San Antonian Michael Menchaca is one of the bright stars of the Latino art movement. His beautiful prints are well represented in the Smithsonian American Art Museum in Washington, DC exhibit, !Printing The Revolution: The Rise and Impact of Chicano Graphics. This fabulous exhibition, with 120 prints, opens this week and is available now for virtual viewing. There are 12 of Menchaca’s prints included in the Smithsonian exhibit and in the beautiful 340 page catalogue book of the show.
Menchaca’s first inclusions in art exhibitions date back to 2010, but in the last five years, his prints and videos have been included in exhibitions in New York, California, Massachusetts, Rhode Island, Nebraska, Colorado, Oklahoma, Illinois, Missouri, Washington, Hawaii, Texas, North Carolina, and Connecticut. The prestigious Artpace International Program in San Antonio recently selected Menchaca as an Artist-in-Residence.
Michael Menchaca grew up in the Northeast section of San Antonio and studied graphic arts at San Antonio College. His approach to the arts changed when he enrolled at Texas State University in San Marcos, 45 miles from San Antonio. At the San Marcos campus, he discovered a new passion for the creative arts and printmaking. His grounding in the creative arts was solidified when he attended the Rhode Island School of Design, where he earned a master’s degree in 2015.
Menchaca frames his images based on historical events and anthropological interpretations. For instance, he makes extensive use of the Mayan and Aztec systems of writing and uses pre Columbian figures and texts common to Mexican Indian codices. He dramatizes these images and figures in his effort to address contemporary issues on race relations, politics, and social justice.
Menchaca print: “Codex Borgia.” Donated to the Smithsonian American Art Museum and Univ. of Houston Downtown Campus by Harriett and Ricardo Romo.

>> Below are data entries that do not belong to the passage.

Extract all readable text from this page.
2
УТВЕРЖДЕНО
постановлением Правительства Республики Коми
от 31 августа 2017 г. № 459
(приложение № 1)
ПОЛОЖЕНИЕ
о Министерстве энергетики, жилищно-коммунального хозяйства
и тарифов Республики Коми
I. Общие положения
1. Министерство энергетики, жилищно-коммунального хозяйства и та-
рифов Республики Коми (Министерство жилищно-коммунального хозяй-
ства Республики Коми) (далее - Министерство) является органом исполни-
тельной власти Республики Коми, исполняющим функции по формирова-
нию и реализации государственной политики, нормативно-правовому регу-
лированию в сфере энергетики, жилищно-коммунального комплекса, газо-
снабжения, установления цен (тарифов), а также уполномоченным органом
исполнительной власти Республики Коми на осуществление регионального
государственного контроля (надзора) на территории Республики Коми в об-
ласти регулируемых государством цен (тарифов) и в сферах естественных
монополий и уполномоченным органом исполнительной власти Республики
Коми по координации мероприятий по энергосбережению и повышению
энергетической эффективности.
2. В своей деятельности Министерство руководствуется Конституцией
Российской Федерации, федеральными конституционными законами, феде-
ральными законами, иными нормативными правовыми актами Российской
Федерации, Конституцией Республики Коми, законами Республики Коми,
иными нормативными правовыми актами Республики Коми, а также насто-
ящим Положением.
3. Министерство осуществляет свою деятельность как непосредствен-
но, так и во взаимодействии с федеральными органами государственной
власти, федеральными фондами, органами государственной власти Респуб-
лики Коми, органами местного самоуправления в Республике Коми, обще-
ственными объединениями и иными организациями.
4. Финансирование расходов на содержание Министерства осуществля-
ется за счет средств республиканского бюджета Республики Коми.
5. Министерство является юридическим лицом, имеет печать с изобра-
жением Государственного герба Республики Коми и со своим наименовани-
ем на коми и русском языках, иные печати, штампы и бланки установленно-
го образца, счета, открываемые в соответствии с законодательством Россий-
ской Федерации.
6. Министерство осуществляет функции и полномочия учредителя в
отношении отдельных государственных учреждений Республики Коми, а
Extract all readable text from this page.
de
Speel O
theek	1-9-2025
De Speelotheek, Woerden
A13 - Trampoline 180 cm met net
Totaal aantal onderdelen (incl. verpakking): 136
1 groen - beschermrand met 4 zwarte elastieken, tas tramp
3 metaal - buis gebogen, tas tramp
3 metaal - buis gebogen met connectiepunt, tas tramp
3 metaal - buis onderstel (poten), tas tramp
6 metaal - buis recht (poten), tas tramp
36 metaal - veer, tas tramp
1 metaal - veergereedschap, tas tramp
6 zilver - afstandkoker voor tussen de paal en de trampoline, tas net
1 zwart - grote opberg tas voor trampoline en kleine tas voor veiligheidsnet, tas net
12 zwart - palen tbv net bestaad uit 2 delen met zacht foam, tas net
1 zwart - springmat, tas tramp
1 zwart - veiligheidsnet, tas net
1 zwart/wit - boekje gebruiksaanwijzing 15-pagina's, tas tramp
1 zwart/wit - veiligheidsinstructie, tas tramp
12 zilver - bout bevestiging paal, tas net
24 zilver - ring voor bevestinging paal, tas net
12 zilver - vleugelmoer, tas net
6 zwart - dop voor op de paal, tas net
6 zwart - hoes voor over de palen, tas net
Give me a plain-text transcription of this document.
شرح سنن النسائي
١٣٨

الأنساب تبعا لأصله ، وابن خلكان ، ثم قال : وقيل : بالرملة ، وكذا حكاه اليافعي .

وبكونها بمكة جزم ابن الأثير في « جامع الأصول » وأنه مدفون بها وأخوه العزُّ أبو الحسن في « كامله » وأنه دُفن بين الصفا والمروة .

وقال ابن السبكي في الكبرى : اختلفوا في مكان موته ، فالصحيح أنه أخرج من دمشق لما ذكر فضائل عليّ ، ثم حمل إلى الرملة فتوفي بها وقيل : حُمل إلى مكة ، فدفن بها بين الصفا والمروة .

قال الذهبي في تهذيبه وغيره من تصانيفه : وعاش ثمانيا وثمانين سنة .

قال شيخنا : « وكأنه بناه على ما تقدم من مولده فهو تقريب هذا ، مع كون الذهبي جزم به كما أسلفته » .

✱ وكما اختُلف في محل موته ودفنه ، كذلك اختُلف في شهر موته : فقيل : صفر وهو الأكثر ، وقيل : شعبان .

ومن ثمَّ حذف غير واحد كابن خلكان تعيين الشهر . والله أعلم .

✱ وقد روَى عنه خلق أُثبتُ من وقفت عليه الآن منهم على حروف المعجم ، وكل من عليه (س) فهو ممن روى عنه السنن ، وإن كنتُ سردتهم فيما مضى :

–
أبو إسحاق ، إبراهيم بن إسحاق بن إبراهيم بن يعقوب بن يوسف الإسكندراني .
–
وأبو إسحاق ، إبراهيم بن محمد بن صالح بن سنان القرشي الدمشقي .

In a print titled “Hasta La Casta,” which is a play on words from the phrase “Hasta La Vista,” Menchaca delves deeply into Spanish colonial history in the aftermath of the conquest of Mexico when conquerors created a caste system referred to as “Castas.” The matrix of Castas included Mestizos, Mulatos, Indios, and Coyotes, to name a few of the fifty-four racial and ethnic categories.
Menchaca print. Donated to the Smithsonian American Art Museum and Univ. of Houston Downtown Campus by Harriett and Ricardo Romo.
Menchaca includes animated coyote figures with different skin tones to show the blurred boundaries of such Casta categorizations. As we learn from the contemporary daily news, there is ample human tragedy along the U.S. southern border with Mexico. In prints selected for the 2018 McNay exhibit, Menchaca utilizes cats as well as other animals to document the struggle and difficulties that migrants face as they contract human “coyotes” to cross the border,
fight off narcos, and try to evade apprehension by the Border Patrol.
Menchaca strives to present cultural events through invented mythology. In many of his earlier works, he acknowledges using animal archetypes such as cats and dogs “to tell stories of class inequality, civil rights cases, and the distribution of privileges within the Americas.”
In an interview I had with Mechaca last year, he noted: “ I try to bring various influences to bear on the imagery…contemporary cartoons and animation, ancient writing systems, racial identity and humor.” His print, “Cuando El Rio Suena Gatos Lleva,” addressed the issue of Mexican migration to the United States. In this piece, included in a 2019 McNay Art Museum solo exhibit of his work, Menchaca portrayed cats wearing sombreros swimming across a wide Rio Grande.
Michael Menchaca: McNay Art Museum solo exhibition. 2019. Includes prints donated by Harriett and Ricardo Romo. Photo: Ricardo Romo
Many San Antonians who follow the arts first became acquainted with Menchaca’s iconic prints following his inclusion in the Estampas De La Raza exhibit at the McNay Art Museum in 2016. The Estampas exhibit included 46 outstanding Latino and Latina artists from across the country, along with Menchaca’s print of cats crossing the Rio Grande. The Estampas exhibit, which traveled to Los Angeles, Albuquerque, Chicago, and Raleigh, represented a portion of a gift of 200 Latino prints to the McNay from the Harriett and Ricardo Romo collection.
In the last several years Menchaca has expanded on his themes and images. He explained that the cat motif opened “the doors for me to explore my cultural heritage, racial tension, stories of immigration, all with a sense of levity, while formally connecting to the ancient representational traditions of the American continent.”
When Ruiz-Healy gallery owner and collector Dr. Patricia Ruiz-Healy interviewed Menchaca last year, the artist explained: “We must initiate a new wave of Chicano imagery expressing our collective concerns in the present age. We must rise past a reliance on sociological and cultural generalizations regarding Chicano art and insist on more comprehensive art interpretation.”
Menchaca has indeed introduced Latino art aficionados to new imagery, an imagery that comes alive in prints and videos.